The point of his question was that the policy has made it difficult for women to maintain their recently established social organizations, while the long-established male final clubs (including those with private facilities in Harvard Square, and in some cases significant endowment resources built up over many decades), have been relatively less affected to date—an outcome perhaps different from the one Khurana sought, or that faculty members who voted for the policy in late 2017 intended. Khurana pointed to data available from the dean of students office. Among 13 social organizations now qualifying as gender-neutral (and therefore recognized, so that membership does not expose a student to the sanctions), he said, four were former fraternities; eight were former sororities; and one was a final club. Seven final clubs or similar male fraternal organizations had not become gender-neutral, and therefore remain unrecognized social organizations, whose members are subject to the new policy’s sanctions.
A knowledgeable undergraduate helped me parse the accuracy of this answer.
- The statement that "eight were former sororities" can't be right, since there have never been more than four sororities at Harvard.

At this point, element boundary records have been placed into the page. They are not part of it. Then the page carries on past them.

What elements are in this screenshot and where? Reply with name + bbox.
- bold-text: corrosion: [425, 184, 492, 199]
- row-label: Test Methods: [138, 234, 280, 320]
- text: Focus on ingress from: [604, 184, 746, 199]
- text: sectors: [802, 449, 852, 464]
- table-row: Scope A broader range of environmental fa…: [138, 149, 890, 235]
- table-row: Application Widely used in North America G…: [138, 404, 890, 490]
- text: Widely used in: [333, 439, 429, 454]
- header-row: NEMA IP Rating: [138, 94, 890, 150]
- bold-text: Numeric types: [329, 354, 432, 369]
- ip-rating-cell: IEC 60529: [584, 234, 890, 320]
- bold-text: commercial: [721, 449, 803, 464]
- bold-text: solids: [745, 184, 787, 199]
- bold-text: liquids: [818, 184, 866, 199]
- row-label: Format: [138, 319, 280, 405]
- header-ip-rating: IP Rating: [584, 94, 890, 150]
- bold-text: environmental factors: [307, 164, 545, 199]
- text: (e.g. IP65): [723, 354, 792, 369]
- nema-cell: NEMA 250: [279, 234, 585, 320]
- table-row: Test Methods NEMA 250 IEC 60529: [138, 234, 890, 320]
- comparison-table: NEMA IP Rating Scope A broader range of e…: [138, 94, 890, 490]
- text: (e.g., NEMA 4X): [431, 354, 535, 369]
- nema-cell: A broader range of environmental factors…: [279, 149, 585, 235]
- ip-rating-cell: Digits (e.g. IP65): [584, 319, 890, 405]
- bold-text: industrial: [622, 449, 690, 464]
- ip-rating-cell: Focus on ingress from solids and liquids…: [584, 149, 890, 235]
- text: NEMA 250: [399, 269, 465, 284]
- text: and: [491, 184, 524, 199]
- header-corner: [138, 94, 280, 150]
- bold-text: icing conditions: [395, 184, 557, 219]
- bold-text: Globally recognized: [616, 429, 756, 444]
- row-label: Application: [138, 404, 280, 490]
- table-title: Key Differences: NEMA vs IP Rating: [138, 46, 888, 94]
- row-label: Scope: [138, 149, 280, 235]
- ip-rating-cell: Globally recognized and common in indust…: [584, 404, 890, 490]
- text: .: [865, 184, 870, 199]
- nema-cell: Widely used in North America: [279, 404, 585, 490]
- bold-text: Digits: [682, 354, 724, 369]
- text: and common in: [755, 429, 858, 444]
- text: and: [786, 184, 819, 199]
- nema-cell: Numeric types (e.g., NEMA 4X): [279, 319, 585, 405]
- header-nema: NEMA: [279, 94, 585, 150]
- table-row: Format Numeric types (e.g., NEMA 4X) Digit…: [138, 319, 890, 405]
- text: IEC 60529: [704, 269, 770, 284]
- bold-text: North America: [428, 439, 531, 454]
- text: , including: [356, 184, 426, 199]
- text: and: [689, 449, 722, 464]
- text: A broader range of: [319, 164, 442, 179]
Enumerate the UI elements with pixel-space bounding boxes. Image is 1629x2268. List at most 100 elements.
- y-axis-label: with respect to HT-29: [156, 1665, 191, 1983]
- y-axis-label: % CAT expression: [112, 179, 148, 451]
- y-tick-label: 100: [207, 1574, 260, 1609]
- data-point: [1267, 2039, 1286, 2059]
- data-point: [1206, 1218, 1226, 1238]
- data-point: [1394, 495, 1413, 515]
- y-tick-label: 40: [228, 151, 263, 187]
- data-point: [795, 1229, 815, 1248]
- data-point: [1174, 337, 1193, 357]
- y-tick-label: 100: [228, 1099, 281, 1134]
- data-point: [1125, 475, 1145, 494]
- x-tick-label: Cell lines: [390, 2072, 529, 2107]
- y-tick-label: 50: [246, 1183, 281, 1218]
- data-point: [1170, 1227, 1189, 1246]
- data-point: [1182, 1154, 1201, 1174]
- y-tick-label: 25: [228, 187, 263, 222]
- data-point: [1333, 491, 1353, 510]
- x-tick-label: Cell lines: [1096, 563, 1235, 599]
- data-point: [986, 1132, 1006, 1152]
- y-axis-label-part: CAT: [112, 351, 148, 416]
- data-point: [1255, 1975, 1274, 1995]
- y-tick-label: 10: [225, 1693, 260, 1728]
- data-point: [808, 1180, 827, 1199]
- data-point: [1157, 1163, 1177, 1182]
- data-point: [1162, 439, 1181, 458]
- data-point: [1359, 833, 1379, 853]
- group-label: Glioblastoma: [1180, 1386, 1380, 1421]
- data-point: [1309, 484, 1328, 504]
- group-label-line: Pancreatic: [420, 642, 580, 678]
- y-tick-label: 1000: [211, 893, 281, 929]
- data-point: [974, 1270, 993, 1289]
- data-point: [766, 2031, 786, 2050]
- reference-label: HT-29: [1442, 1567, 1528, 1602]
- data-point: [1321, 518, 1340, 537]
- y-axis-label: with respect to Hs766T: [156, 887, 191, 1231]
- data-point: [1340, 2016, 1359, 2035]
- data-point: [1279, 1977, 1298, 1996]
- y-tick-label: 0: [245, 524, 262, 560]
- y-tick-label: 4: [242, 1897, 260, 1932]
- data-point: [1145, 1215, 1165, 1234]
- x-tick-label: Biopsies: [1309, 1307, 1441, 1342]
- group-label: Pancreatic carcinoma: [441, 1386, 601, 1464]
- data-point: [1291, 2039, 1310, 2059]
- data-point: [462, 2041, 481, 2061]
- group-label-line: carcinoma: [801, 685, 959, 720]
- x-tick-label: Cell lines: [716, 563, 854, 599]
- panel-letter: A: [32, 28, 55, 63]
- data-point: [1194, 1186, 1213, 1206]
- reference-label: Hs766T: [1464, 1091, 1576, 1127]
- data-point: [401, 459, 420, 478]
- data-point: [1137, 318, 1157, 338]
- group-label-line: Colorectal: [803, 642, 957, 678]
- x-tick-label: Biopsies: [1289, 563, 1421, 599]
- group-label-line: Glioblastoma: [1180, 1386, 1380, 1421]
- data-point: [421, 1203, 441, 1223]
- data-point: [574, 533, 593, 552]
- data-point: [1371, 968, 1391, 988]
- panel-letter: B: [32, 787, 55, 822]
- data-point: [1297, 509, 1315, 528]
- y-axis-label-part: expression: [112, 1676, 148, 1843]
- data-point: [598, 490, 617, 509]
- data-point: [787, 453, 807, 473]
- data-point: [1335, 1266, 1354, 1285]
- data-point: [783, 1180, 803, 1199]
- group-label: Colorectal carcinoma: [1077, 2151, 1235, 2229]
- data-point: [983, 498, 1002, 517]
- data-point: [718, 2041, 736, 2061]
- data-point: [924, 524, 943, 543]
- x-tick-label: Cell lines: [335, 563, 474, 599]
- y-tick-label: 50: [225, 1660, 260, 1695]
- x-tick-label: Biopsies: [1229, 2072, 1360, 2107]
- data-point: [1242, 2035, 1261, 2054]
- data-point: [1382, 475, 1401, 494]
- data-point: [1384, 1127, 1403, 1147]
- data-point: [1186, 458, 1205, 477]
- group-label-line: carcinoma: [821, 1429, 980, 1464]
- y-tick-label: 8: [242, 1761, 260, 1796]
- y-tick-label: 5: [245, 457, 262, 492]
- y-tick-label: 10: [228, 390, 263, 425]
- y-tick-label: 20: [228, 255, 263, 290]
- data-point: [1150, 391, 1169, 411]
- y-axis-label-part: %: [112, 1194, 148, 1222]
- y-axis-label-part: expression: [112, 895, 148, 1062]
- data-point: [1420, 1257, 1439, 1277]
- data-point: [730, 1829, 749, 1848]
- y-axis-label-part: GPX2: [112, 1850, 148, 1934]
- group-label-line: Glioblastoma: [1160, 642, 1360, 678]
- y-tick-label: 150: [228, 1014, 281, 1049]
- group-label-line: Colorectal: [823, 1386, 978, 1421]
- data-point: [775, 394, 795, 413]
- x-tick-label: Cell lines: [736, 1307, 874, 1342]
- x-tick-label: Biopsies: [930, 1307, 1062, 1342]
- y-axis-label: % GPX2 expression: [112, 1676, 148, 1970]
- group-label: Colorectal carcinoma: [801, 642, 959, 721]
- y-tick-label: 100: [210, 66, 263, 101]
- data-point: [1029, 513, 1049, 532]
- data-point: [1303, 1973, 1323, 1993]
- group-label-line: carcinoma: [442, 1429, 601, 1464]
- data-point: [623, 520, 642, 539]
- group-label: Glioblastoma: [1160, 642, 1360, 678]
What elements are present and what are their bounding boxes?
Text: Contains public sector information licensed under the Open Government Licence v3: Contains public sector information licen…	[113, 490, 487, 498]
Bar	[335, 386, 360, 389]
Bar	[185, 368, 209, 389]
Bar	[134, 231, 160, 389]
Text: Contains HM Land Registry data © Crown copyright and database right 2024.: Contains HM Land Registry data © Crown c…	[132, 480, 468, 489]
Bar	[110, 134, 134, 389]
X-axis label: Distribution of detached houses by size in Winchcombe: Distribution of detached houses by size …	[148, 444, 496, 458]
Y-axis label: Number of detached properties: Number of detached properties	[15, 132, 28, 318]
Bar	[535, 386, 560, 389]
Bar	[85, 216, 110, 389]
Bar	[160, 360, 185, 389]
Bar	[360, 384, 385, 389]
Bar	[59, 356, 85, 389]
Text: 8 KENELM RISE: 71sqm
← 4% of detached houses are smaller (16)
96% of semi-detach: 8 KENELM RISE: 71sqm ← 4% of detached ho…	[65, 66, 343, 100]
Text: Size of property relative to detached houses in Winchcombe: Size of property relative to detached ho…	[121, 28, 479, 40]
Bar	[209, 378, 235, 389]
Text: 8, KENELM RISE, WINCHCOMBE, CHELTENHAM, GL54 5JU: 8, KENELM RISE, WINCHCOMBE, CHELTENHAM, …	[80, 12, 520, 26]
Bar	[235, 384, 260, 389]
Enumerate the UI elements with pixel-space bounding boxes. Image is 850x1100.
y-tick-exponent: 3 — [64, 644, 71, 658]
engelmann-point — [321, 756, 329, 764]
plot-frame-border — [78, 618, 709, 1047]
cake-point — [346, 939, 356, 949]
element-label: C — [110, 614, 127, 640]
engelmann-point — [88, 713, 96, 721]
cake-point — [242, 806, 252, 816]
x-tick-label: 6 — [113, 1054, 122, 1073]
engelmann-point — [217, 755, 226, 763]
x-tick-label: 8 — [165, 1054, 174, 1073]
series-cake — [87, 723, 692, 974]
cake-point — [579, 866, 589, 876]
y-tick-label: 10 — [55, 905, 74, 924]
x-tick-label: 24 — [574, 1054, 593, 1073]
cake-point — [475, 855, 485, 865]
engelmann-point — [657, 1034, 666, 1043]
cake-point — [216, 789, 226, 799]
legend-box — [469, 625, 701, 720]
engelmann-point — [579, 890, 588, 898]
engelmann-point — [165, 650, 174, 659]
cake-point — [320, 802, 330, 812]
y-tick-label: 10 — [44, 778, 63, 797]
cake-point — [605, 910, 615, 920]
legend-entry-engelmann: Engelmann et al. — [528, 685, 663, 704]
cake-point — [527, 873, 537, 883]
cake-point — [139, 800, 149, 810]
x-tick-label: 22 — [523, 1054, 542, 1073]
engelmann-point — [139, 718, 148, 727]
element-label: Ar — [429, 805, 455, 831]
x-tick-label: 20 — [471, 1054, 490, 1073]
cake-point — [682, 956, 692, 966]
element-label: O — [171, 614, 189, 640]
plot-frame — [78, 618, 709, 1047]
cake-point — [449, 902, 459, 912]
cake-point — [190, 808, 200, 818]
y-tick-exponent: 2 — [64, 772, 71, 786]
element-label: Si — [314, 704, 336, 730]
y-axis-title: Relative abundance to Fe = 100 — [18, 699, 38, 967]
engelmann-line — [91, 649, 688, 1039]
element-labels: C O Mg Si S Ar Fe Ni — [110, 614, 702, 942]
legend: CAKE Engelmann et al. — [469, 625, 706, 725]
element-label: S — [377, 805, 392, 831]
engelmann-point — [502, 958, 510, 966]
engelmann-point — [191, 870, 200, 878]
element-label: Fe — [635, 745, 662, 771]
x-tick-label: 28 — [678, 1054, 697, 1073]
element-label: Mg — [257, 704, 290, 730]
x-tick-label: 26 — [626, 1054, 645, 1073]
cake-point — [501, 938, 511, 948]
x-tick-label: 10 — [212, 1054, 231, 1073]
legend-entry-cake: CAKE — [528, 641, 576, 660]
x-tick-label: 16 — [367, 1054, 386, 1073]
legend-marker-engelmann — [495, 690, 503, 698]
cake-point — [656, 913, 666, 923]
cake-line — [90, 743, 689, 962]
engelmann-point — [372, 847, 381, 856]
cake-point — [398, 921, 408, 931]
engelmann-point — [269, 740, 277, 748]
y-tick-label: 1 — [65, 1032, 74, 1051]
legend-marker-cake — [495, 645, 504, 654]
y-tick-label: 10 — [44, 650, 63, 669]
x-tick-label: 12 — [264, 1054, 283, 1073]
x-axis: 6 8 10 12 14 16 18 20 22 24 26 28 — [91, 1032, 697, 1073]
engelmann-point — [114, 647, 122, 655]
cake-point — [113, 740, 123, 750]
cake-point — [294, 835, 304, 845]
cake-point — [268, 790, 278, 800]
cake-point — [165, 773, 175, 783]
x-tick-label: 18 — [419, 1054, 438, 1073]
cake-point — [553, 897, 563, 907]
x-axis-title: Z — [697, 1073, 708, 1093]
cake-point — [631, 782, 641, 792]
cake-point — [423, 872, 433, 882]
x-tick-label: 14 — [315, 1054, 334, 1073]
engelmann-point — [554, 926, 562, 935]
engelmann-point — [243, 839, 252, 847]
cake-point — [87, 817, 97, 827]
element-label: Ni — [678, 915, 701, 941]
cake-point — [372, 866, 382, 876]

- The statement that "one was a final club" seems to refer to the Spee. But some women's final clubs went co-ed, so it seems that when Khurana refers to "final clubs" he is referring only to the male final clubs. Perhaps he is equating the formerly women's final clubs with sororities, even though they do not have national parent organizations. But the numbers still don't seem to add up.
- And it is hard to reconcile the statement that "Seven final clubs or similar male fraternal organizations ha[ve] not become gender-neutral" with the facts that six male final clubs remain all-male (AD, PC, Fly, PSK, Owl, and Fox, none of which is applying for recognition) and two fraternities (SX and SAE) remain all male and have sued Harvard. (The Fox at one point promised to go co-ed and then reversed course. The Delphic, a men's final club, and the Bee, a women's final club, seem to have effectively merged to form a recognized co-ed club.)
Bottom line: there seem to be eight all-male clubs left and zero all-female clubs, while there used to be thirteen all-male clubs and ten all-female clubs. And at gender-neutral Harvard, this counts as success.
Added May 11: One of the sororities that shut down seems to have technically re-opened, with almost no members, mainly to join the fraternities in their lawsuit against the University. Last spring a new female final club was reported to have been formed, but I can't find any recent information about its status.